# logistic regression: using sas

Problem 1 Churn analysis

Given the large number of competitors, cell phone carriers are very interested in analyzing and predicting customer retention and churn. The primary goal of churn analysis is to identify those customers that are most likely to discontinue using your service or product. The dataset churn_train.csv contains information about a random sample of customers of a cell phone company.

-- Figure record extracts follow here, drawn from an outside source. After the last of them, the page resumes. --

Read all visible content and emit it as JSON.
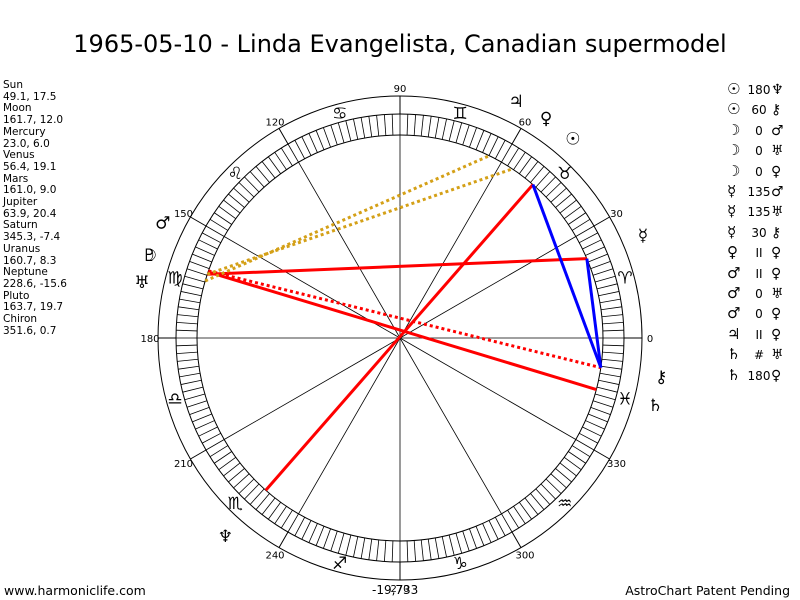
{
  "title": "1965-05-10 - Linda Evangelista, Canadian supermodel",
  "planets": [
    {
      "name": "Sun",
      "coords": "49.1, 17.5"
    },
    {
      "name": "Moon",
      "coords": "161.7, 12.0"
    },
    {
      "name": "Mercury",
      "coords": "23.0, 6.0"
    },
    {
      "name": "Venus",
      "coords": "56.4, 19.1"
    },
    {
      "name": "Mars",
      "coords": "161.0, 9.0"
    },
    {
      "name": "Jupiter",
      "coords": "63.9, 20.4"
    },
    {
      "name": "Saturn",
      "coords": "345.3, -7.4"
    },
    {
      "name": "Uranus",
      "coords": "160.7, 8.3"
    },
    {
      "name": "Neptune",
      "coords": "228.6, -15.6"
    },
    {
      "name": "Pluto",
      "coords": "163.7, 19.7"
    },
    {
      "name": "Chiron",
      "coords": "351.6, 0.7"
    }
  ],
  "aspects": [
    {
      "p1": "☉",
      "aspect": "180",
      "p2": "♆"
    },
    {
      "p1": "☉",
      "aspect": "60",
      "p2": "⚷"
    },
    {
      "p1": "☽",
      "aspect": "0",
      "p2": "♂"
    },
    {
      "p1": "☽",
      "aspect": "0",
      "p2": "♅"
    },
    {
      "p1": "☽",
      "aspect": "0",
      "p2": "♀"
    },
    {
      "p1": "☿",
      "aspect": "135",
      "p2": "♂"
    },
    {
      "p1": "☿",
      "aspect": "135",
      "p2": "♅"
    },
    {
      "p1": "☿",
      "aspect": "30",
      "p2": "⚷"
    },
    {
      "p1": "♀",
      "aspect": "II",
      "p2": "♀"
    },
    {
      "p1": "♂",
      "aspect": "II",
      "p2": "♀"
    },
    {
      "p1": "♂",
      "aspect": "0",
      "p2": "♅"
    },
    {
      "p1": "♂",
      "aspect": "0",
      "p2": "♀"
    },
    {
      "p1": "♃",
      "aspect": "II",
      "p2": "♀"
    },
    {
      "p1": "♄",
      "aspect": "#",
      "p2": "♅"
    },
    {
      "p1": "♄",
      "aspect": "180",
      "p2": "♀"
    }
  ],
  "wheel": {
    "degree_labels": [
      "0",
      "30",
      "60",
      "90",
      "120",
      "150",
      "180",
      "210",
      "240",
      "270",
      "300",
      "330"
    ],
    "zodiac_glyphs": [
      "♈",
      "♉",
      "♊",
      "♋",
      "♌",
      "♍",
      "♎",
      "♏",
      "♐",
      "♑",
      "♒",
      "♓"
    ],
    "planet_longitudes": {
      "Sun": 49.1,
      "Moon": 161.7,
      "Mercury": 23.0,
      "Venus": 56.4,
      "Mars": 161.0,
      "Jupiter": 63.9,
      "Saturn": 345.3,
      "Uranus": 160.7,
      "Neptune": 228.6,
      "Pluto": 163.7,
      "Chiron": 351.6
    },
    "planet_glyphs": {
      "Sun": "☉",
      "Moon": "☽",
      "Mercury": "☿",
      "Venus": "♀",
      "Mars": "♂",
      "Jupiter": "♃",
      "Saturn": "♄",
      "Uranus": "♅",
      "Neptune": "♆",
      "Pluto": "♇",
      "Chiron": "⚷"
    },
    "aspect_lines": [
      {
        "from": "Sun",
        "to": "Neptune",
        "color": "#ff0000",
        "style": "solid"
      },
      {
        "from": "Moon",
        "to": "Mercury",
        "color": "#ff0000",
        "style": "solid"
      },
      {
        "from": "Mars",
        "to": "Saturn",
        "color": "#ff0000",
        "style": "solid"
      },
      {
        "from": "Uranus",
        "to": "Chiron",
        "color": "#ff0000",
        "style": "dotted"
      },
      {
        "from": "Pluto",
        "to": "Jupiter",
        "color": "#d4a017",
        "style": "dotted"
      },
      {
        "from": "Moon",
        "to": "Venus",
        "color": "#d4a017",
        "style": "dotted"
      },
      {
        "from": "Sun",
        "to": "Chiron",
        "color": "#0000ff",
        "style": "solid"
      },
      {
        "from": "Mercury",
        "to": "Chiron",
        "color": "#0000ff",
        "style": "solid"
      }
    ]
  },
  "footer": {
    "left": "www.harmoniclife.com",
    "center": "-19,733",
    "right": "AstroChart Patent Pending"
  }
}
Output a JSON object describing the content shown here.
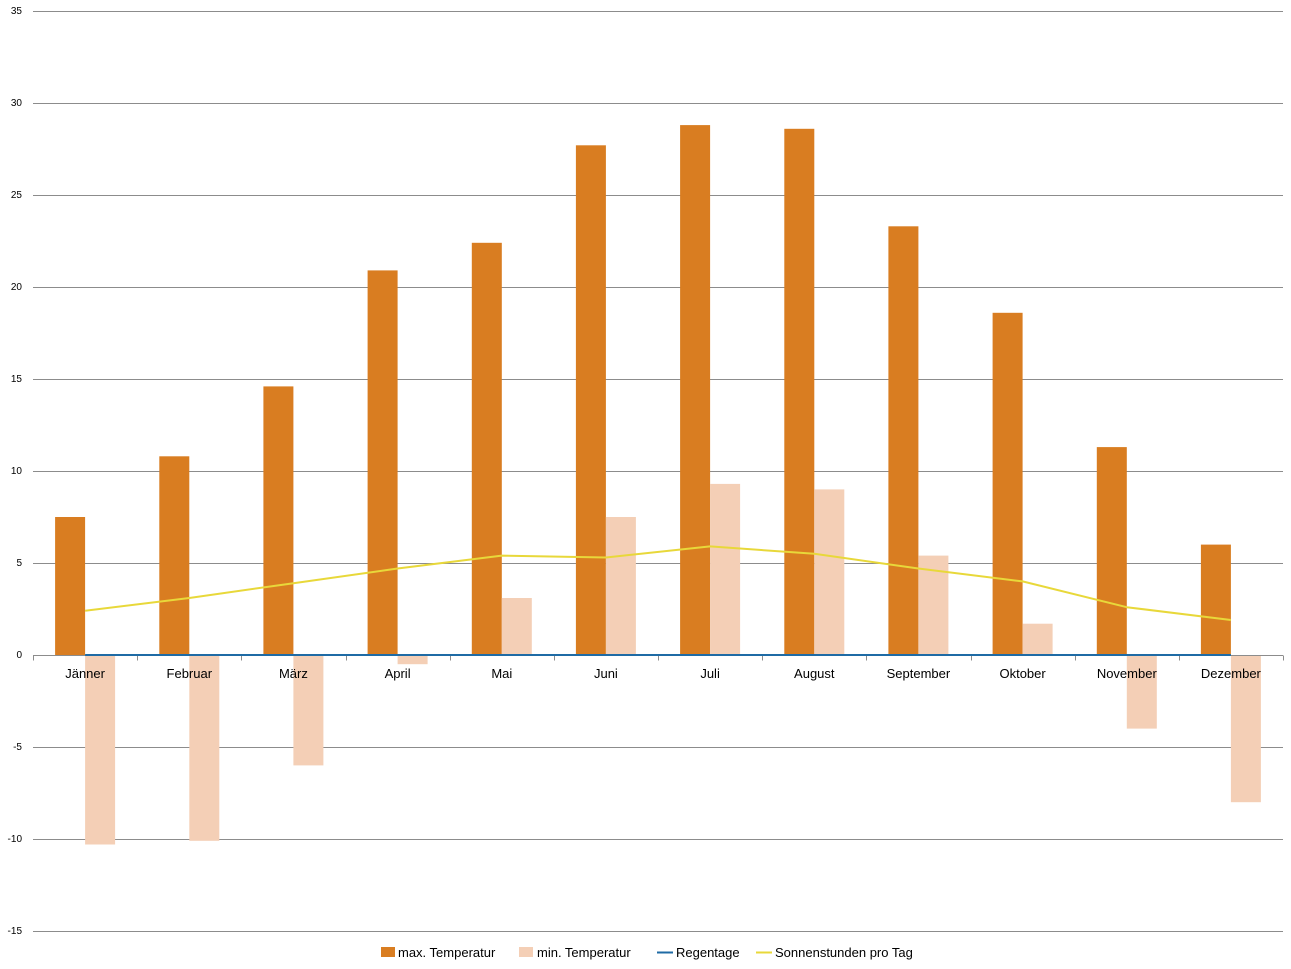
{
  "chart_data": {
    "type": "bar",
    "categories": [
      "Jänner",
      "Februar",
      "März",
      "April",
      "Mai",
      "Juni",
      "Juli",
      "August",
      "September",
      "Oktober",
      "November",
      "Dezember"
    ],
    "ylim": [
      -15,
      35
    ],
    "yticks": [
      35,
      30,
      25,
      20,
      15,
      10,
      5,
      0,
      -5,
      -10,
      -15
    ],
    "grid": true,
    "legend_position": "bottom",
    "series": [
      {
        "name": "max. Temperatur",
        "kind": "bar",
        "color": "#D97D21",
        "values": [
          7.5,
          10.8,
          14.6,
          20.9,
          22.4,
          27.7,
          28.8,
          28.6,
          23.3,
          18.6,
          11.3,
          6.0
        ]
      },
      {
        "name": "min. Temperatur",
        "kind": "bar",
        "color": "#F4CFB6",
        "values": [
          -10.3,
          -10.1,
          -6.0,
          -0.5,
          3.1,
          7.5,
          9.3,
          9.0,
          5.4,
          1.7,
          -4.0,
          -8.0
        ]
      },
      {
        "name": "Regentage",
        "kind": "line",
        "color": "#1F6BA5",
        "values": [
          0,
          0,
          0,
          0,
          0,
          0,
          0,
          0,
          0,
          0,
          0,
          0
        ]
      },
      {
        "name": "Sonnenstunden pro Tag",
        "kind": "line",
        "color": "#E8D83A",
        "values": [
          2.4,
          3.1,
          3.9,
          4.7,
          5.4,
          5.3,
          5.9,
          5.5,
          4.7,
          4.0,
          2.6,
          1.9
        ]
      }
    ]
  }
}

The company is interested in a churn predictive model that identifies the most important predictors affecting probability of switching to a different mobile phone company (churn = 1). Answer the following questions:

• Create two boxplots to analyze the observed values of age and PCT_CHNG_BILL_AMT by churn value. Analyze the boxplots and discuss how customer age and changes in bill amount affect churn probabilities. Include the boxplots.
• Using a selection method, fit the final logistic regression model to predict the churn probability using the data in the dataset (Churn is the response variable and the remaining variables are the independent x-variables). Include the SAS output. Write down the expression of the fitted model.
• Analyze the final logistic regression model and discuss the effect of each variable on the churn probability.
• Using SAS, compute the predicted churn probability and the confidence interval for a male customer who is 43 years old, and has the following information LAST_PRICE_PLAN_CHNG_DAY_CNT=0, TOT_ACTV_SRV_CN=4, PCT_CHNG_IB_SMS_CNT= 1.04, PCT_CHNG_BILL_AMT= 1.19, and COMPLAINT =1. Include the output, interpret and explain the 3 values you obtained.